We have defined four types:

Type 0, metadata: in the LENA system, this corresponds to .its files, containing timemarks of voice activity and a broad classification in terms of speaker (target child, adult male, adult female, etc). This meta data is almost totally anonymized (the date of birth might need to be removed), and does not contain any sensitive data; we are therefore envisioning of setting up an open data public archive for it. We would use a metadata file (like the one explained in this shared doc [1]) to be able to aggregate across datasets.
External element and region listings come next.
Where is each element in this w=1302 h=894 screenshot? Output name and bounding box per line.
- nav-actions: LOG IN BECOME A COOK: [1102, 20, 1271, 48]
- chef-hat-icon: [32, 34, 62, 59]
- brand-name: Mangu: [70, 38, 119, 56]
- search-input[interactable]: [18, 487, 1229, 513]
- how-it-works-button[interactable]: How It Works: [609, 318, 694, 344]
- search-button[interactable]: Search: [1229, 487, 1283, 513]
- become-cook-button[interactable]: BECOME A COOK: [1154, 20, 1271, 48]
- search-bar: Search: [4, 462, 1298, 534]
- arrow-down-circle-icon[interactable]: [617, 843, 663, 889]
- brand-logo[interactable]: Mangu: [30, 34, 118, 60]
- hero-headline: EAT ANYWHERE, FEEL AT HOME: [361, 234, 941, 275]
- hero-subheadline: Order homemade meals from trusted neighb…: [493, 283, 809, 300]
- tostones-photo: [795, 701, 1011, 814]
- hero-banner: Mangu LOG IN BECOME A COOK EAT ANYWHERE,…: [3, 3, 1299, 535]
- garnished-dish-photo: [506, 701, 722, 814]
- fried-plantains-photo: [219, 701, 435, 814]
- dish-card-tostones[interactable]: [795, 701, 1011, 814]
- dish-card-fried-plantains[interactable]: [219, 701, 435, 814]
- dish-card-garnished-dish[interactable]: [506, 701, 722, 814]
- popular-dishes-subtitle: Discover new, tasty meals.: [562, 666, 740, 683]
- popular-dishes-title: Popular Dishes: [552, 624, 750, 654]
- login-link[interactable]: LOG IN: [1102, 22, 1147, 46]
Type 1, annotated data: the idea here is to use the CHILDES repository and format for both the audio files and the human annotated data, provided of course that the parents have agreed to make public such data (which can only be partly anonymized, because it contains for instance the voice). Yet, the experimenter should make sure that this recording does NOT contain any sensitive data (such as regards health, political or religious beliefs, etc).
Type 2, raw data shareable with approved researchers: here, there is participant permission to share the data, but it has not been processed in any particular way, and hence it contains both personal and sensitive data. Such data should NOT be made totally public. Individual researchers can be granted access to this data, but will need to agree to certain terms of use and demonstrate training in research ethics, to ensure the privacy and confidentiality of the data are maintained.
Type 3, raw data: here, the data has not been processed in any particular way, and hence contain both personal and sensitive data. Such data should NOT be made public as such and will be stored in an encrypted format on a secure server. This data can however be made accessible to approved algorithms (speech processing, machine learning, etc), provided they only extract anonymized derived data (Level 0). ONLY metadata would be accessible to researchers. (The process of approbation/certification of the algorithm needs to be defined).

The HomeBank initiative would therefore contain data of the types 0-2, while the SecureHomeBank initiative would have data of the types 0 and 3.